23 mai 2023 à 15 h 36

Potagers collectifs, toits maraîchers, culture de plantes comestibles dans les cours ou sur les balcons… l’engouement pour l’agriculture urbaine à Montréal ne cesse de prendre de l’ampleur depuis quelques années. Le 17 mai dernier, le Laboratoire sur l’agriculture urbaine (AU/LAB), codirigé par le professeur associé Éric Duchemin et le chargé de cours Jean-Philippe Vermette de l’Institut des sciences de l’environnement, a inauguré le Tiers-lieu de l’agriculture urbaine. Cet espace multifonctionnel comprenant, notamment, un toit maraîcher est situé à la Maison de projet de l’esplanade Cartier, dans le quartier Centre-Sud de Montréal.

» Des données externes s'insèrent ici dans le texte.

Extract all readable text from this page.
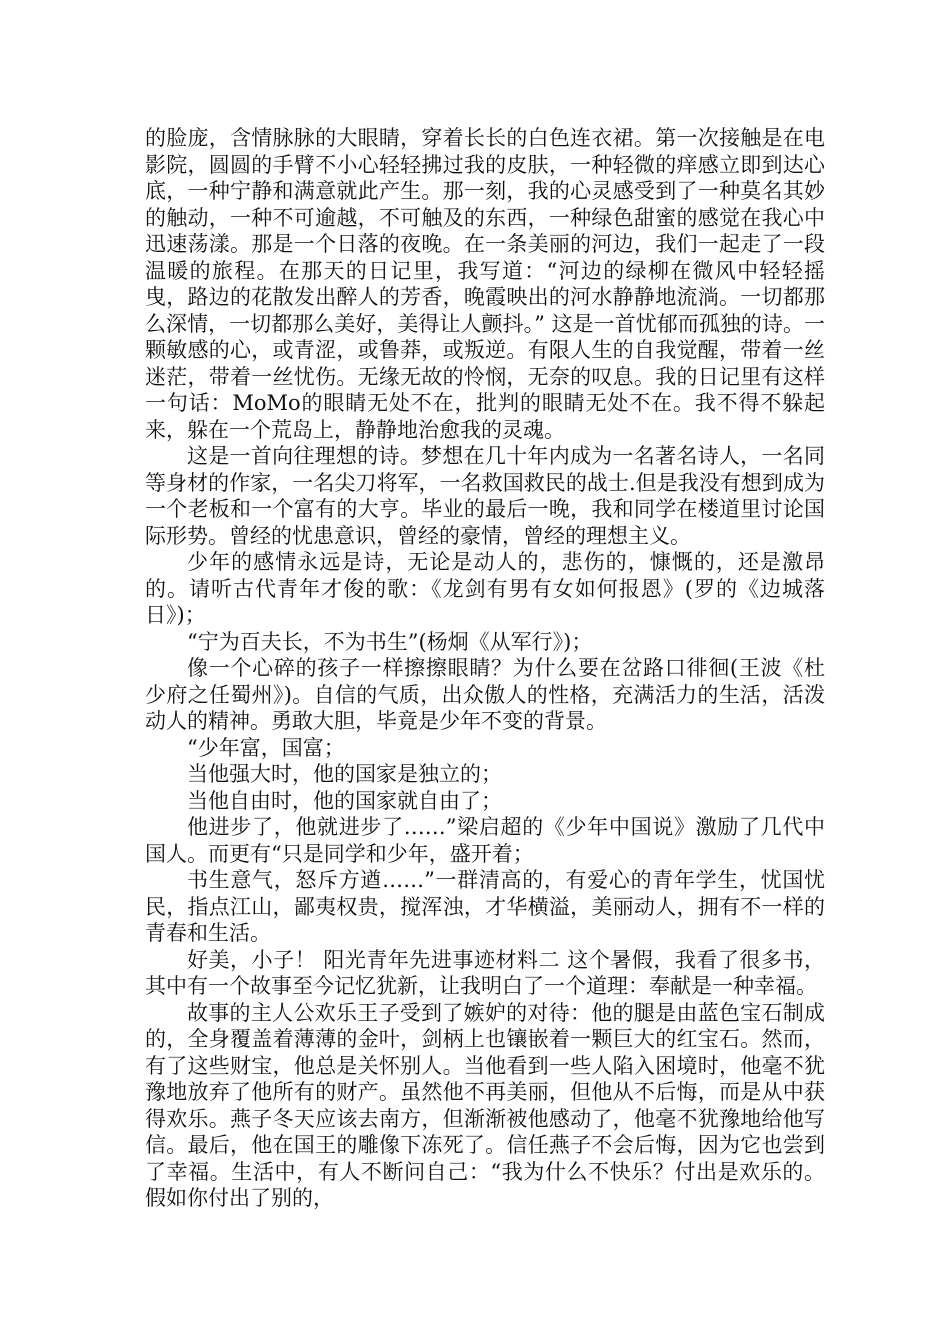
的脸庞，含情脉脉的大眼睛，穿着长长的白色连衣裙。第一次接触是在电影院，圆圆的手臂不小心轻轻拂过我的皮肤，一种轻微的痒感立即到达心底，一种宁静和满意就此产生。那一刻，我的心灵感受到了一种莫名其妙的触动，一种不可逾越，不可触及的东西，一种绿色甜蜜的感觉在我心中迅速荡漾。那是一个日落的夜晚。在一条美丽的河边，我们一起走了一段温暖的旅程。在那天的日记里，我写道：“河边的绿柳在微风中轻轻摇曳，路边的花散发出醉人的芳香，晚霞映出的河水静静地流淌。一切都那么深情，一切都那么美好，美得让人颤抖。” 这是一首忧郁而孤独的诗。一颗敏感的心，或青涩，或鲁莽，或叛逆。有限人生的自我觉醒，带着一丝迷茫，带着一丝忧伤。无缘无故的怜悯，无奈的叹息。我的日记里有这样一句话：MoMo的眼睛无处不在，批判的眼睛无处不在。我不得不躲起来，躲在一个荒岛上，静静地治愈我的灵魂。

这是一首向往理想的诗。梦想在几十年内成为一名著名诗人，一名同等身材的作家，一名尖刀将军，一名救国救民的战士.但是我没有想到成为一个老板和一个富有的大亨。毕业的最后一晚，我和同学在楼道里讨论国际形势。曾经的忧患意识，曾经的豪情，曾经的理想主义。

少年的感情永远是诗，无论是动人的，悲伤的，慷慨的，还是激昂的。请听古代青年才俊的歌：《龙剑有男有女如何报恩》(罗的《边城落日》)；

“宁为百夫长，不为书生”(杨炯《从军行》)；

像一个心碎的孩子一样擦擦眼睛？为什么要在岔路口徘徊(王波《杜少府之任蜀州》)。自信的气质，出众傲人的性格，充满活力的生活，活泼动人的精神。勇敢大胆，毕竟是少年不变的背景。

“少年富，国富；

当他强大时，他的国家是独立的；

当他自由时，他的国家就自由了；

他进步了，他就进步了……”梁启超的《少年中国说》激励了几代中国人。而更有“只是同学和少年，盛开着；

书生意气，怒斥方遒……”一群清高的，有爱心的青年学生，忧国忧民，指点江山，鄙夷权贵，搅浑浊，才华横溢，美丽动人，拥有不一样的青春和生活。

好美，小子！ 阳光青年先进事迹材料二 这个暑假，我看了很多书，其中有一个故事至今记忆犹新，让我明白了一个道理：奉献是一种幸福。

故事的主人公欢乐王子受到了嫉妒的对待：他的腿是由蓝色宝石制成的，全身覆盖着薄薄的金叶，剑柄上也镶嵌着一颗巨大的红宝石。然而，有了这些财宝，他总是关怀别人。当他看到一些人陷入困境时，他毫不犹豫地放弃了他所有的财产。虽然他不再美丽，但他从不后悔，而是从中获得欢乐。燕子冬天应该去南方，但渐渐被他感动了，他毫不犹豫地给他写信。最后，他在国王的雕像下冻死了。信任燕子不会后悔，因为它也尝到了幸福。生活中，有人不断问自己：“我为什么不快乐？付出是欢乐的。假如你付出了别的，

Le concept de tiers-lieu, explique Jean-Philippe Vermette, évoque des formes renouvelées de socialisation en milieu urbain, d’autres façons de s’approprier et de partager des espaces. «Un tiers-lieu se trouve à mi-chemin des espaces privés de consommation – restaurants, magasins, épiceries – et des espaces publics – parcs, rues, places – gérés par les autorités municipales. Il s’agit d’un espace dépourvu d’échanges marchands et animé par un organisme médiateur, où des individus peuvent se rencontrer et échanger de façon informelle sur divers enjeux.»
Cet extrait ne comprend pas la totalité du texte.